Ali mengatakan, menariknya dalam pendidikan Al-quran ini selain TKQ, TPQ dan TQA dan juga akan hadir pendidikan anak usia dini qur’an atau paud Al-quran yang kemudian berbeda karena Paud qur’an sifatnya formal, kalau formal berarti guru-gurunya nanti akan disertifikasi, murid-muridnya juga akan mendapatkan biaya operasional (BOP).
“Untuk standar pembelajarannya juga akan diperketat, ini yang akan menjadi suatu kebanggaan dan kebahagian untuk kita semua, ke depan bisa melibatkan paud qur’an serta taman – taman Al-quran di lingkungan pendidikan Al-quran untuk dapat bersinergi dengan membangun anak usia dini di Kabupaten Sukabumi walaupun paud dan taman anak-anak al-quran berada di ranah kementerian agama,” jelasnya.
Akan tetapi lanjut dia, ini akan berkontribusi pada peningkatan kecerdasan sekaligus tumbuh kembang dan peningkatan keimanan serta ketaqwaan yang berakhlak peserta didik berlandaskan Al-quran.
“Alhamdulilah kita mendapatkan respon yang luar biasa dari Bunda PAUD, beliau sangat terbuka dan siap untuk berkolaborasi bahkan mengayomi dan akan diadakan kegiatan FGD serta bisa bersinergi dengan lembaga-lembaga Paud yang berada di wilayah Kabupaten Sukabumi,” ucapnya.
Di tempat yang sama Bunda PAUD Kabupaten Sukabumi, Yani Jatnika mengatakan, kedatangan teman-teman dari Forum Komunikasi Pendidikan Islam Al-qur’an Kabupaten Sukabumi yang intinya mengingatkan agar menjadi Bunda di Paudnya.
“Jadi nantinya TQA, TPQ dan TQA akan berubah menjadi PAUDKU dan juga bagaiman memberikan pelajaran kepada anak-anak yang lebih khusus dari Al-quran ini,” katanya.
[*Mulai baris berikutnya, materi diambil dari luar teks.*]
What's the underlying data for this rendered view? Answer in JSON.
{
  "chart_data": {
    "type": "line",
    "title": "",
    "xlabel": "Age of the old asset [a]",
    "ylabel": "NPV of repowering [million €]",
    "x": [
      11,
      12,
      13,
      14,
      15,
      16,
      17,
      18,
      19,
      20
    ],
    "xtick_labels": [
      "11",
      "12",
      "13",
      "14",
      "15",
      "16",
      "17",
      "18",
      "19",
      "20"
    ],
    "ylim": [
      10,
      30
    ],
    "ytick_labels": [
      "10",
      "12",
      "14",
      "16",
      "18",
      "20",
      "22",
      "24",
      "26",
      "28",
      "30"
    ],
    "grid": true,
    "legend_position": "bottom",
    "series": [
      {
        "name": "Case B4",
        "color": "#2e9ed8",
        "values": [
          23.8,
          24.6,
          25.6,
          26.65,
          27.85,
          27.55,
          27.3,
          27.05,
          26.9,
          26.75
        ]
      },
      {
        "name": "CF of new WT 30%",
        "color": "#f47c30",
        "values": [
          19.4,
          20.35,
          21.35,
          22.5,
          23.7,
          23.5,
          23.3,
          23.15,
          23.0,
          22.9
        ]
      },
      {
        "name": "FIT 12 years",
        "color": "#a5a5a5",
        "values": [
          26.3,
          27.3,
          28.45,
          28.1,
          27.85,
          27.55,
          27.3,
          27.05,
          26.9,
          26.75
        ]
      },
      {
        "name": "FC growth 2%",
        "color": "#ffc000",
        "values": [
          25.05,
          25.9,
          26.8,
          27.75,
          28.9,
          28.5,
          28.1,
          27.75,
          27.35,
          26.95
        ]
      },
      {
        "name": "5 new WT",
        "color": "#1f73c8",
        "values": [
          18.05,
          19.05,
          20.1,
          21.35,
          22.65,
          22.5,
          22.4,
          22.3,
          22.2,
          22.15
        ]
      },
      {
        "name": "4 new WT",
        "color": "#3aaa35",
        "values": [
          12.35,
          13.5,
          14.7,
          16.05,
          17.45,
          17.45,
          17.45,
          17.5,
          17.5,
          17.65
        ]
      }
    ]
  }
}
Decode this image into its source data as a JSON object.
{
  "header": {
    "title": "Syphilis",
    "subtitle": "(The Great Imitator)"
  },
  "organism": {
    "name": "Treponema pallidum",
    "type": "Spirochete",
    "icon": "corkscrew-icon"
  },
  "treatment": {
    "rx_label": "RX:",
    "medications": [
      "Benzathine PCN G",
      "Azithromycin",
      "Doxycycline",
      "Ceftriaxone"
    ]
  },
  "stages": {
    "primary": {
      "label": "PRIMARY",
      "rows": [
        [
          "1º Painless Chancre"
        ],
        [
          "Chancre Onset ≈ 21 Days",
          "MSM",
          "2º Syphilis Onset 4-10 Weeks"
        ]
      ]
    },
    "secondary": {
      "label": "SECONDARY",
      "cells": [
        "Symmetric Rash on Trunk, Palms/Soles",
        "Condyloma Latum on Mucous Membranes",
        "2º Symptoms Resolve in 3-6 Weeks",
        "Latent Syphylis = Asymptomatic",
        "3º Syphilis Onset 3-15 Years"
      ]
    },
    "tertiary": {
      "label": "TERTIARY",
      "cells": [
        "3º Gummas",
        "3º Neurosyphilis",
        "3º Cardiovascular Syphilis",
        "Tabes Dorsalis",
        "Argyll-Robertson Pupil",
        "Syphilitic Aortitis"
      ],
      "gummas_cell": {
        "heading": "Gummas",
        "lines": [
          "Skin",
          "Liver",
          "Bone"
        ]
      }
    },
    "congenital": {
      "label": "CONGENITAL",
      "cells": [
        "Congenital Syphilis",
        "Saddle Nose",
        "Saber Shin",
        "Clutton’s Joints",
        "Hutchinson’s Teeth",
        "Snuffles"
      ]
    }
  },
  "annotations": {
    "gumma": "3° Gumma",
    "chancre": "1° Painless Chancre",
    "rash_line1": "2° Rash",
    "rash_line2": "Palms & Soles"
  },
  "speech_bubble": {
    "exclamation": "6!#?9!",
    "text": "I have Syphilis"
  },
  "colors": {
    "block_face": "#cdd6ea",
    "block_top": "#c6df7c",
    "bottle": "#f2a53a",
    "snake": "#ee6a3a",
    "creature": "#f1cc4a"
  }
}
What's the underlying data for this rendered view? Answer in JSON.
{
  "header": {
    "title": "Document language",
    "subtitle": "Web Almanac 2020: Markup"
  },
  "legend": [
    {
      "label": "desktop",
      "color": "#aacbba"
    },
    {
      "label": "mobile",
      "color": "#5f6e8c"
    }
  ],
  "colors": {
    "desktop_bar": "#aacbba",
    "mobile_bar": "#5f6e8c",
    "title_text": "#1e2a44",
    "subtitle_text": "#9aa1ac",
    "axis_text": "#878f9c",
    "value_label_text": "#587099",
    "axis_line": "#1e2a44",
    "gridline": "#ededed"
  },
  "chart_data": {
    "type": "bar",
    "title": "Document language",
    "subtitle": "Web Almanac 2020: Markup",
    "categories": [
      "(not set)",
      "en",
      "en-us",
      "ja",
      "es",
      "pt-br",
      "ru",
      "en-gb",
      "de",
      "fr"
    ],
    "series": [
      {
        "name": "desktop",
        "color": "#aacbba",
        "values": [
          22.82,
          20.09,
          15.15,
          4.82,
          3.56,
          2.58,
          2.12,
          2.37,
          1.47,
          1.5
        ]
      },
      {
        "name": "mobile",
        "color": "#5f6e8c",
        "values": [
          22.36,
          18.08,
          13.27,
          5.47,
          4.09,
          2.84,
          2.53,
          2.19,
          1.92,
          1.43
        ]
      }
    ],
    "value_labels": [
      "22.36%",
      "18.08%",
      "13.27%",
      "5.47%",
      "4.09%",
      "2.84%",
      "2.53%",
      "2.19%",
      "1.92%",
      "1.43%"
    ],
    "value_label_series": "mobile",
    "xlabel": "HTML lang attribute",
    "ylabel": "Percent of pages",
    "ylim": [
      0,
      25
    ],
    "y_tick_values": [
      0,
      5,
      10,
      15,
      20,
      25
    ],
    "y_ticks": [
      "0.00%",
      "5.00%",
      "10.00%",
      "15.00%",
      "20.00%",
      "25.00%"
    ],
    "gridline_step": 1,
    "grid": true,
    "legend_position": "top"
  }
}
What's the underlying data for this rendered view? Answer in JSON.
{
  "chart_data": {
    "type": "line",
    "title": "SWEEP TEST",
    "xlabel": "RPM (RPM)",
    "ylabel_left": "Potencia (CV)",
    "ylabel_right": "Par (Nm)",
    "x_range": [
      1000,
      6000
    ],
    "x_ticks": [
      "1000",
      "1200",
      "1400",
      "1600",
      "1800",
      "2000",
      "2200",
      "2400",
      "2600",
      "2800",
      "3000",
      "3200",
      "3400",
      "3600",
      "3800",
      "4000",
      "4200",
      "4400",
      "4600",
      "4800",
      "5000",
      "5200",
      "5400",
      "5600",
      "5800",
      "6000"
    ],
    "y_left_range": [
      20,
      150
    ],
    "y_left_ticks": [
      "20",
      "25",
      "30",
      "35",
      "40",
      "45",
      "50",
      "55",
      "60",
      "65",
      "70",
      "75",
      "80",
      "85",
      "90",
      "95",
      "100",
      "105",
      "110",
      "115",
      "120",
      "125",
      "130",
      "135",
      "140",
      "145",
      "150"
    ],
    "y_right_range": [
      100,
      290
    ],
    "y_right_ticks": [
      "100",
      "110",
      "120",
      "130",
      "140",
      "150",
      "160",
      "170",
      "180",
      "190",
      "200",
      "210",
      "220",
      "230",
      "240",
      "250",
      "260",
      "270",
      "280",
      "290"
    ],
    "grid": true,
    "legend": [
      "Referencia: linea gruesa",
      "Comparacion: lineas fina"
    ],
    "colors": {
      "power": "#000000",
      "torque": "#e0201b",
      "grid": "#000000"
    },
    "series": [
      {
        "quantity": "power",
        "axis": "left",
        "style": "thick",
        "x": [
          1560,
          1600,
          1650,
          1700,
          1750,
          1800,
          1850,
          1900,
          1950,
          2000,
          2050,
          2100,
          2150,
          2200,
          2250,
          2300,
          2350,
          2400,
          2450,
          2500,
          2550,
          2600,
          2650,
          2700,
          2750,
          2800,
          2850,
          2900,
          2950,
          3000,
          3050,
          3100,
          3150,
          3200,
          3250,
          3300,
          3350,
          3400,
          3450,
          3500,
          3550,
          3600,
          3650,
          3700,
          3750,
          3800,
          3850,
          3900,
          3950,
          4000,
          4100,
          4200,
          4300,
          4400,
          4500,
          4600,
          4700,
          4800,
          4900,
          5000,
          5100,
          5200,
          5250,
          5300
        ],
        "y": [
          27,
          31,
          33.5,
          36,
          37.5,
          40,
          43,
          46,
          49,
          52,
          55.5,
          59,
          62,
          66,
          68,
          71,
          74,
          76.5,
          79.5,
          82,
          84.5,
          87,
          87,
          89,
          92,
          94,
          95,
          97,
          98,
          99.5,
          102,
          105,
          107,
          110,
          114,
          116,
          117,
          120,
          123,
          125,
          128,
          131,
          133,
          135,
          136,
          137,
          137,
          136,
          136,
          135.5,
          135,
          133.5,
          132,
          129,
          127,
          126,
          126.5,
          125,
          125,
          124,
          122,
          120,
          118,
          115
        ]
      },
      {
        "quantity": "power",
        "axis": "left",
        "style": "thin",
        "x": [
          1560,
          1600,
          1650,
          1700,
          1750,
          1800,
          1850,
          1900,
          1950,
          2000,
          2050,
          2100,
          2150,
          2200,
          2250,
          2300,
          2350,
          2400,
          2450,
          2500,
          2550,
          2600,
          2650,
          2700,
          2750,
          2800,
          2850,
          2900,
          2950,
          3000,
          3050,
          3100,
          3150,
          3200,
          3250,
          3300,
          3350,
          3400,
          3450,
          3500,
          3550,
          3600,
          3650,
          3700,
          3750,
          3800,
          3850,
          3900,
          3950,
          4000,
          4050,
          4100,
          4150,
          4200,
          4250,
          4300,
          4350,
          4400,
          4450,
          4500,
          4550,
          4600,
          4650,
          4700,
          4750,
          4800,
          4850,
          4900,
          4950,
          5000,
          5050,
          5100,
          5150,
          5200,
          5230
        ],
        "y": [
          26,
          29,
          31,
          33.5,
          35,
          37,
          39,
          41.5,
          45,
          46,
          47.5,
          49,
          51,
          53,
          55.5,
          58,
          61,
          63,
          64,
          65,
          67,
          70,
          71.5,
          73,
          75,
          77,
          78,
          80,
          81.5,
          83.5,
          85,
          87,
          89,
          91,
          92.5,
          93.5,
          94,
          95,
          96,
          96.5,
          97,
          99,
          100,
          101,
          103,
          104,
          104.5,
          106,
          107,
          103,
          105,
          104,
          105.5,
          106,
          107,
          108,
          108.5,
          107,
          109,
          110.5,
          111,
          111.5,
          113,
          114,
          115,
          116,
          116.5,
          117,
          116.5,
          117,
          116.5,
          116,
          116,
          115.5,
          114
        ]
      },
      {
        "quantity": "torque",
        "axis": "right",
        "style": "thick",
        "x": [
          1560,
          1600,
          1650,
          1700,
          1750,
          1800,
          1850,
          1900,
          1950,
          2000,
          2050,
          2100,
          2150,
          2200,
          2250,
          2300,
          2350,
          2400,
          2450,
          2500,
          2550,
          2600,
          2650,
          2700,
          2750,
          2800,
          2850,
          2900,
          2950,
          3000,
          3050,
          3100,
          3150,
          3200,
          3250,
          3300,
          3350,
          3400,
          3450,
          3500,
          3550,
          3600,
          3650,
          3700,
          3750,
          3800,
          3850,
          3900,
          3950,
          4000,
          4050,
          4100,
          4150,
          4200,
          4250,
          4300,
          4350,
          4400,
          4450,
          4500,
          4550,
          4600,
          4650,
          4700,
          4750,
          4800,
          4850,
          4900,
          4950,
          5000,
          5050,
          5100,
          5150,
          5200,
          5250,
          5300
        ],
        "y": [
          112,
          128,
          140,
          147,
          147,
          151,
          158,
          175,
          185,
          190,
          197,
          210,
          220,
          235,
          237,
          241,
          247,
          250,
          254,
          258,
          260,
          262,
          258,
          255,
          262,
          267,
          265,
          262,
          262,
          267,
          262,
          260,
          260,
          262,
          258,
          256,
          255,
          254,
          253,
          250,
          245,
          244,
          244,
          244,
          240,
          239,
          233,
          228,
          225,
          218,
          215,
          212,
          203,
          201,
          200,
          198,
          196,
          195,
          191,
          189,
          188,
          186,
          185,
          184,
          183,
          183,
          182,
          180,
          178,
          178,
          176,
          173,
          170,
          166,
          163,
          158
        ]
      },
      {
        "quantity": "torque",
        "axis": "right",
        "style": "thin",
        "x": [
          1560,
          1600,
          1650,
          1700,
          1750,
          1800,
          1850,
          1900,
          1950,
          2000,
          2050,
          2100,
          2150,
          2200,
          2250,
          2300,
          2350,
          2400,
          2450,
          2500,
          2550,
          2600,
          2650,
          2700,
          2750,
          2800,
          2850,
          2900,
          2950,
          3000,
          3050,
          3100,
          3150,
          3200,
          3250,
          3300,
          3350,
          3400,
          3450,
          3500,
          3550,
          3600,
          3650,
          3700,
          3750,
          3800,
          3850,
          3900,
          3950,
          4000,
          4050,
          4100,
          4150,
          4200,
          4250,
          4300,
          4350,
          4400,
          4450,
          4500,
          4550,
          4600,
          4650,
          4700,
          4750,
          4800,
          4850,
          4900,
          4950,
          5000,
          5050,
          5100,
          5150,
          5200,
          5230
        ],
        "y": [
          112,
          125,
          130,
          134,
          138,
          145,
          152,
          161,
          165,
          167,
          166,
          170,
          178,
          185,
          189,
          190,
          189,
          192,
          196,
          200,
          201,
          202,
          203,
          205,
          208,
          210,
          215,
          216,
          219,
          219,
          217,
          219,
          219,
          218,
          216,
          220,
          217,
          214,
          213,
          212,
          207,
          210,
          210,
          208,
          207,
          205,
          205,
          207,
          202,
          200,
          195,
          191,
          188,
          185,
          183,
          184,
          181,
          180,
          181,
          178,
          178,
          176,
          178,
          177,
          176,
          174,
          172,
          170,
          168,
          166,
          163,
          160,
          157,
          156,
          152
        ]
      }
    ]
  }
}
Kekhawatiran mereka adalah bahwa PAUDKU ini akan menjadi pesaing Paud itu tidaklah terbukti.
“Jadi tidak ada dikotomi antara Paud Diknas dan Paud Kemenag seperti kiranya dan kita harus bersama-sama untuk meraih untuk mencerdaskan anak-anak kita terutama menjadikannya anak-anak yang sholeh dan solehah,” singkat Yani.